Video Transcript
An object has a weight of 45 newtons. What mass of water must the object displace to float? Answer to one decimal place.
Okay, so in this question, we’ve got an object. Let’s say this is our object. And we’ve been told that it has a weight of 45 newtons. Now, we’ve put this object in water and it’s floating. But in order for the object to float in the water, it has to displace some water in the first place.
Now in this situation, we can use something known as Archimedes’s principle. This principle tells us that the upthrust on an object when that object is placed in a fluid is equal to the weight of the displaced fluid. So in other words, this object that’s floating in water has an upthrust on it. We’ll call this upthrust 𝑇. And this upthrust is equal to the weight of the fluid that the object displaces.
Now, the displaced fluid is the fluid that was initially in this volume here. But that volume is now occupied by the floating object. And because we know the object is floating, the net force on the object must be zero. Because if the net force on the object wasn’t zero, then the object would accelerate in the direction of the overall net force. But it’s not doing that. The object is just floating. So the net force on the object is zero. Hence, the magnitude or size of this upthrust force here has to be the same as the magnitude of the weight of the object because these are the only two forces acting on the object and the forces must be balanced.
Now, the upthrust is acting in the opposite direction to the weight, which is 45 newtons. So if the upthrust is 45 newtons as well, then the two forces cancel each other out and the net force on the object is zero. Therefore, we realized that the upthrust is 45 newtons. But Archimedes’s principle tells us that this upthrust is equal to the weight of the displaced fluid — specifically the weight of the displaced water in this case. So we say that the weight of the displaced water is equal to 45 newtons.

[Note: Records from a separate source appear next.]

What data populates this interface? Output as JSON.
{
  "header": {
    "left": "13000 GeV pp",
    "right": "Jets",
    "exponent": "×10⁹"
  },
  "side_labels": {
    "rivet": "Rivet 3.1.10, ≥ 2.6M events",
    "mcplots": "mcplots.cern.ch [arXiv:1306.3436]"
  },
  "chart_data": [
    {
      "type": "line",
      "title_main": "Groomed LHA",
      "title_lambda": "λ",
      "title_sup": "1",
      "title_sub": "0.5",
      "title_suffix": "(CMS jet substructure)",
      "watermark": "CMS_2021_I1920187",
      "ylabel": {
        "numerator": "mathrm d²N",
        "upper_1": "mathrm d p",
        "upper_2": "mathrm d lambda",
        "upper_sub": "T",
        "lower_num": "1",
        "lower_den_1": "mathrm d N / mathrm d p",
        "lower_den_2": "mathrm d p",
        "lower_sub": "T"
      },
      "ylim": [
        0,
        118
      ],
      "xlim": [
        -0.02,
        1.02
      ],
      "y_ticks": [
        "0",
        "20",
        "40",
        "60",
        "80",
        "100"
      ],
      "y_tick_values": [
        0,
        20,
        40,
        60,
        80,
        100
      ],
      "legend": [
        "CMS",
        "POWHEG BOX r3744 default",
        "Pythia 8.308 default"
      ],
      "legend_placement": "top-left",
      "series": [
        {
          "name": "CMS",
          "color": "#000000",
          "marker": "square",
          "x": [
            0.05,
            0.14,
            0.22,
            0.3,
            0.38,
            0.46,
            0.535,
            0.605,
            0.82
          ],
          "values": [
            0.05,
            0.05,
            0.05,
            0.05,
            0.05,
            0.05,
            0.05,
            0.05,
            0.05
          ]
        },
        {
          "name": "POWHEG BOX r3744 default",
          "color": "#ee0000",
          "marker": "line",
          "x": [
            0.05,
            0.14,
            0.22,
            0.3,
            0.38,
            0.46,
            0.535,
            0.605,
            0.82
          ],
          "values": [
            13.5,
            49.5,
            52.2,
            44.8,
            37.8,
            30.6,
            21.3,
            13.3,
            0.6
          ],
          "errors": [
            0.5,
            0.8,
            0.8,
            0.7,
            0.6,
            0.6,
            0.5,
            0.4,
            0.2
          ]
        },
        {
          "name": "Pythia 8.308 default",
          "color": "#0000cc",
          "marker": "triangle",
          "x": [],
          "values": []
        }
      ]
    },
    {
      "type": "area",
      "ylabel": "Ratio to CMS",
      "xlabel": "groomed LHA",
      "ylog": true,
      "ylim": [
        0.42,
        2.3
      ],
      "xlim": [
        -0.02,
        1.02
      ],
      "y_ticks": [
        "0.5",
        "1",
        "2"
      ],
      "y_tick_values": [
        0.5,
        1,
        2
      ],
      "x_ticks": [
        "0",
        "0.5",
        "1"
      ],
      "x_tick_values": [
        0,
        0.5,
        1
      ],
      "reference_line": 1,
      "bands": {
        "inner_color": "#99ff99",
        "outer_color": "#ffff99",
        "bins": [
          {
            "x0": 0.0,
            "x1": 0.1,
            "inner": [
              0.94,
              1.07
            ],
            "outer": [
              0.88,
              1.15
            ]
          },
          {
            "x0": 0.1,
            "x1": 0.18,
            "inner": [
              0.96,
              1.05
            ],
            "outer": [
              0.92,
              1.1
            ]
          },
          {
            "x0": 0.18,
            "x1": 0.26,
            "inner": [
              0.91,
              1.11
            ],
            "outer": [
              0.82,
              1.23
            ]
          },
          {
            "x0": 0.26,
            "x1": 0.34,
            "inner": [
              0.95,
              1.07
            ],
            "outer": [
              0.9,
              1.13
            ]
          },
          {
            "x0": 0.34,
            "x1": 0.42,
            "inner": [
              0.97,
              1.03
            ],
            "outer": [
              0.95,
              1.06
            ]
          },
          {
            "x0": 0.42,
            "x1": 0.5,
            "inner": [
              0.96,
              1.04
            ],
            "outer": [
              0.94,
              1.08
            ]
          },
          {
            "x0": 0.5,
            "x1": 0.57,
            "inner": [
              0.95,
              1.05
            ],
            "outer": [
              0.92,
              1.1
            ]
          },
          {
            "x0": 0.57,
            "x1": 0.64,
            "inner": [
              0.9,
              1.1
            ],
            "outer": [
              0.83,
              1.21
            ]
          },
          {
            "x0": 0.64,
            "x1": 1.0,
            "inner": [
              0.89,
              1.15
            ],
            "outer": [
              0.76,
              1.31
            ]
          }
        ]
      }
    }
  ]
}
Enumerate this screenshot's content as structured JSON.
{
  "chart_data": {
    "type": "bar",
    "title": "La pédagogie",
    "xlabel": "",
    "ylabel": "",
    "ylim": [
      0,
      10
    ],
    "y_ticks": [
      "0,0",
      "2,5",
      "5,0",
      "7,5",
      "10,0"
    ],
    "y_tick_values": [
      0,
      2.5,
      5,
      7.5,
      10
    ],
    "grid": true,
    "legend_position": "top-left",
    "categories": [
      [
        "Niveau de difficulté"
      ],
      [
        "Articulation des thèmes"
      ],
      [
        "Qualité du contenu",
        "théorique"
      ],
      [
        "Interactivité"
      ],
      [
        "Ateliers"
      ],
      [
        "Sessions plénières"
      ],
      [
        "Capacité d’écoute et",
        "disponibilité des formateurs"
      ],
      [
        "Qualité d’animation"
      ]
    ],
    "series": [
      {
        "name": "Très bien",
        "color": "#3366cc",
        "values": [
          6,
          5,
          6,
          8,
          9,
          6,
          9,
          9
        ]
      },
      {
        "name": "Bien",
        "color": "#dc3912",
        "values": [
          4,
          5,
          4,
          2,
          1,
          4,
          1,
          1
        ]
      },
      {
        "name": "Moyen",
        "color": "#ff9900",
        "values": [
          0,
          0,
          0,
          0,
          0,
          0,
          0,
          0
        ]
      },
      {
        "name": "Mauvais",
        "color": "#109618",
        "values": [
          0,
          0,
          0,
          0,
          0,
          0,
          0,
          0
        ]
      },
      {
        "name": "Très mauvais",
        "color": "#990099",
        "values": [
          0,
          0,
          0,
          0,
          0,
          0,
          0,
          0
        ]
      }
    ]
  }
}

Now, we’re getting close. We’re trying to find out the mass of the displaced water. So we need to find a relationship that links together the weight of the displaced water with its mass. The relationship that we’re looking for is that the weight of any object 𝑊 is given by multiplying the mass of that object by the gravitational field strength of the Earth 𝑔. Now, we can recall that the value of 𝑔 is 9.8 meters per second squared. That’s the acceleration due to gravity on Earth, also known as the gravitational field strength of the Earth.
And since we already know the weight of the displaced water, we can work out this mass. To do this, we need to rearrange a bit. We need to divide both sides of the equation by the gravitational field strength 𝑔. Doing so means that the 𝑔s cancel on the right-hand side, which leaves us with 𝑊 over 𝑔 is equal to 𝑚. Now at this point, we just need to plug in the values of the weight and the gravitational field strength. So the mass is going to be the weight which is 45 newtons divided by the gravitational field strength which is 9.8 meters per second squared.
And the good thing is that we’re using standard units. The weight is in standard unit of newtons and the gravitational field strength is in its standard unit of meters per second squared. Therefore, when we complete the calculation, the mass that we find is going to be in its standard unit of kilograms. So evaluating the right-hand side of the equation, we find that the mass of the displaced water is 4.591... kilograms.
However, we need to give our answer to one decimal place. So we need to round this value here. Now, this value is a five. But depending on the one after it, it could either stay the same or round up to a six. So let’s look at the next value. Well, this value is a nine. Nine is larger than five. Therefore, the value before it is going to round up and so this value is going to become a six. So to one decimal place, the mass of the displaced water is 4.6 kilograms.